Different sectors. Different use cases. But the same underlying challenge: how to make advanced technology work reliably in the real world.

Recognition as a Signal, Not a Finish Line

Following the Showcase Session, three teams – Simobotics, Nasekomo, and Solumar – were selected to continue the next phase of collaboration with Murata.

These teams will visit Murata’s global headquarters in Kyoto, Japan, where they will present their solutions at the official Award Ceremony in July 2026 and explore further co-creation opportunities.

But recognition in Kumihimo is not about ranking ideas. It is about identifying readiness for collaboration: technical maturity, openness to iteration, and alignment with real industrial needs.

All seven teams earned something equally valuable – insight into what it truly takes to build technology that can scale.

What Each Partner Gains

The results of Kumihimo Tech Camp are best understood not as outputs, but as learning loops.

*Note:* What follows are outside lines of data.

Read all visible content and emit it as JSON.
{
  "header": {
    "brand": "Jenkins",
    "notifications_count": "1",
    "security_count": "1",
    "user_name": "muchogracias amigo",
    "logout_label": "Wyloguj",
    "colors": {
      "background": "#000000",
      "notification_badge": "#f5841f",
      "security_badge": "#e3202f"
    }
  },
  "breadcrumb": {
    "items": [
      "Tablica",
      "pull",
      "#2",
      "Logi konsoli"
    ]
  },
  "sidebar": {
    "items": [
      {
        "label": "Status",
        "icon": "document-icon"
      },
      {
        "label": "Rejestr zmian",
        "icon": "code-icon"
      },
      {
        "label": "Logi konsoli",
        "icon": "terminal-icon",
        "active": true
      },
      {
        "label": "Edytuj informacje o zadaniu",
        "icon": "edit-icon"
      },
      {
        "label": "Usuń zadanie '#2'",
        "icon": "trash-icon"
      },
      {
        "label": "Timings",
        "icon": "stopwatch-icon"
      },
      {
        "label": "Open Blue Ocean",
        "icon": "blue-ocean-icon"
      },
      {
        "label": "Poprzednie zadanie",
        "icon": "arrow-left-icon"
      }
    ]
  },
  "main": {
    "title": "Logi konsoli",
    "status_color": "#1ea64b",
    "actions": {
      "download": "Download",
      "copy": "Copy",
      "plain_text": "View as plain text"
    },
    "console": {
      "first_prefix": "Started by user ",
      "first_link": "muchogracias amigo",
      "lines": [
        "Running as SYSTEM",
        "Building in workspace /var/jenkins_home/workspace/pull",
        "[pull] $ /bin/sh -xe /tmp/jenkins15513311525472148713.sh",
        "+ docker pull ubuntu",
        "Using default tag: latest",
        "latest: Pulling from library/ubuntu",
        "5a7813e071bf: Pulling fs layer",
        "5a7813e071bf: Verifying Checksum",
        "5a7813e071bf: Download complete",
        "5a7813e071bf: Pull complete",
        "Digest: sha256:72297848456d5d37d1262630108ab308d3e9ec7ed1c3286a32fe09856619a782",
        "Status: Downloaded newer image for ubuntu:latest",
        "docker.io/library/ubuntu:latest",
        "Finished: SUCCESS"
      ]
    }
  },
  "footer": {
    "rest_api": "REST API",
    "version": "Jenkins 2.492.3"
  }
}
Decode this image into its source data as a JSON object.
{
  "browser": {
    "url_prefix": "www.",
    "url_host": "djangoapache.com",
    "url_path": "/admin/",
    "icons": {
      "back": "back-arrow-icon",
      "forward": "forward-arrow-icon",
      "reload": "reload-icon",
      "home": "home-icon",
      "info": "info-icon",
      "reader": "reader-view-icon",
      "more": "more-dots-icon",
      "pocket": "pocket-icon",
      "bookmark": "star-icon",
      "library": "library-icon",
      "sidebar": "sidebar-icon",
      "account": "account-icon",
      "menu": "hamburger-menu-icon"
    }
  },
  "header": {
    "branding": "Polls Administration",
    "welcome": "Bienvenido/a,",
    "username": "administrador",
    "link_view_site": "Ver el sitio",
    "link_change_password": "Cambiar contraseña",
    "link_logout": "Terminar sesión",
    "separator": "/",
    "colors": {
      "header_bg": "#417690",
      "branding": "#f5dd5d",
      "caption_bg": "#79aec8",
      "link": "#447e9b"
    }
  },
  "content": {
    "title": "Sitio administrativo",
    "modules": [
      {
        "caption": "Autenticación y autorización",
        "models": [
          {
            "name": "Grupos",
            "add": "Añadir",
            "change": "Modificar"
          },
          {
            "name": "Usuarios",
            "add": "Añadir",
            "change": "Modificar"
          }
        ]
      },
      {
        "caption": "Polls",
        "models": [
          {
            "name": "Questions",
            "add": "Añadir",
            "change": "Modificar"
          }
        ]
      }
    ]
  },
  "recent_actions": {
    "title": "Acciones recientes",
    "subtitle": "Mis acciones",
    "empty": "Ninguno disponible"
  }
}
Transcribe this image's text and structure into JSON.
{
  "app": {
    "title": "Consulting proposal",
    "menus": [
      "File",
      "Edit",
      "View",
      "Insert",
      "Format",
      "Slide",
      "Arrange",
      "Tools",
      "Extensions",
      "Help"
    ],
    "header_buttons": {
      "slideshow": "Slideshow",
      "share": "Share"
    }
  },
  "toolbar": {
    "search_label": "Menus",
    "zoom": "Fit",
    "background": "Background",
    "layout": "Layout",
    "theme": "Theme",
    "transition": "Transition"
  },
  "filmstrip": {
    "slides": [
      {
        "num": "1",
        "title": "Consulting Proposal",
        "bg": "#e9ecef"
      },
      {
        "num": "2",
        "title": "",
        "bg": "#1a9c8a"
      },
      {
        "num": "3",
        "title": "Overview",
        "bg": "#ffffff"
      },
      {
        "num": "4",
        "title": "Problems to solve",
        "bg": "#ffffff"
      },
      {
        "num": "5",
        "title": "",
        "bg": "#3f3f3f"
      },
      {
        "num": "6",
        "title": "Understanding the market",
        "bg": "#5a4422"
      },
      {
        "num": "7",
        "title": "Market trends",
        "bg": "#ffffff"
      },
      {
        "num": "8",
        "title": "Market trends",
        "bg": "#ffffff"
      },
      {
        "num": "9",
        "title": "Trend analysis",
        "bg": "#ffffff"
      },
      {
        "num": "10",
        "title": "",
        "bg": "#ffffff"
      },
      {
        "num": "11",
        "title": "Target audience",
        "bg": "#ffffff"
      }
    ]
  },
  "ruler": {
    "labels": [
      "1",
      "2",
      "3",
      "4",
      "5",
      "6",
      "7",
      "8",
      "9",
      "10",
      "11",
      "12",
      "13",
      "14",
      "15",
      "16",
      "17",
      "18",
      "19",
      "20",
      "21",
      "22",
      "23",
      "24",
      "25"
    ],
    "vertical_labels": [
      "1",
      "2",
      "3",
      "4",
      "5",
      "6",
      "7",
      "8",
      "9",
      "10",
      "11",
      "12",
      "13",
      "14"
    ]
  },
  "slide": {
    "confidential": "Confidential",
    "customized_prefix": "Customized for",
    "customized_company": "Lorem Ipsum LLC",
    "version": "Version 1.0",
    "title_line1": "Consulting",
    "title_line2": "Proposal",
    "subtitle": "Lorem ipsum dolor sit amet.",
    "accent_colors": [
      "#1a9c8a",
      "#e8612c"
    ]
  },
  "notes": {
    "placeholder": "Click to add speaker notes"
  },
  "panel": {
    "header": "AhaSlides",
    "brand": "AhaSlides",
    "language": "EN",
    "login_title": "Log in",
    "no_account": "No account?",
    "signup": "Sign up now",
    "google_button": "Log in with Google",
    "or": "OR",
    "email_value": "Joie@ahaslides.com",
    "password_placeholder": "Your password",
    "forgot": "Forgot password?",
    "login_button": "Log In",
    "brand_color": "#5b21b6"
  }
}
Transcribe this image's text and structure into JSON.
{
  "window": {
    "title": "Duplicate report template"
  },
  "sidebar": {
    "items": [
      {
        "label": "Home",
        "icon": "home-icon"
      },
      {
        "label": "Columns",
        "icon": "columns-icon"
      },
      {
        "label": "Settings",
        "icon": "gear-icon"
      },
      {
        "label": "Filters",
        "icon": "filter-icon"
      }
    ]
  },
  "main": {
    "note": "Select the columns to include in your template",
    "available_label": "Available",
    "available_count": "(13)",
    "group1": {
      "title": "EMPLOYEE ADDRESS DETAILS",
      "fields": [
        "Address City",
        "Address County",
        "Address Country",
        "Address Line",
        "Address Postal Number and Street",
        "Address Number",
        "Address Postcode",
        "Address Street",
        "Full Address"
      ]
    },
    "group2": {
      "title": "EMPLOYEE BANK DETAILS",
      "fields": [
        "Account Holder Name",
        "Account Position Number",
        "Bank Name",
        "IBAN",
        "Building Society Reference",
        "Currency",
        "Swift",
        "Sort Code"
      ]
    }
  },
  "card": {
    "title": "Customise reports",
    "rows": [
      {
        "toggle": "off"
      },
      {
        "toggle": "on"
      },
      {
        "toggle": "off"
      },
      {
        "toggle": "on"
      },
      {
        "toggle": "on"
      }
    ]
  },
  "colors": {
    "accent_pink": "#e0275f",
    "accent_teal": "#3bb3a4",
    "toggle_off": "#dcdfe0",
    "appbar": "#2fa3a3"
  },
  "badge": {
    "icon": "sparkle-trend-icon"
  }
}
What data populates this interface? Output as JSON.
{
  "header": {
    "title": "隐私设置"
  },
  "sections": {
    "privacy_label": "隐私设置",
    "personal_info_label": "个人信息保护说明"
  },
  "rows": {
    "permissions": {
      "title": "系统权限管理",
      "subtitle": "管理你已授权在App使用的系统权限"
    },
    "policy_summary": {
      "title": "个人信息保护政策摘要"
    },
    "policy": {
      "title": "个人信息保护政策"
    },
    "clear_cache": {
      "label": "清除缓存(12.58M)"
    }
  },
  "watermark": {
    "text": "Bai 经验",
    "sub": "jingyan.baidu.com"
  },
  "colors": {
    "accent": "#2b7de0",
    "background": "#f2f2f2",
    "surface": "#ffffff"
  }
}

For Murata, the initiative is a chance to work closely with ambitious deep-tech founders and explore where new technologies could lead.

For Endeavor, it offers a rare window into Bulgaria’s emerging deep-tech talent and ideas.

For the participating teams, it means honest engineering feedback, exposure to real industrial constraints, and the possibility of building something bigger together.

Braiding the Threads Forward

If there is one lesson to carry forward from the second edition of Kumihimo Tech Camp, it is this:

Innovation rarely fails because of a lack of ideas. More often, it fails because the threads remain separate.

When global manufacturers, ecosystem builders, and deep-tech founders braid their strengths together, something different happens. Technology becomes sturdier. Learning accelerates. And innovation has a real chance to ship.

Kumihimo is not just an open innovation initiative. It is a reminder that the future of innovation belongs to those willing to build together.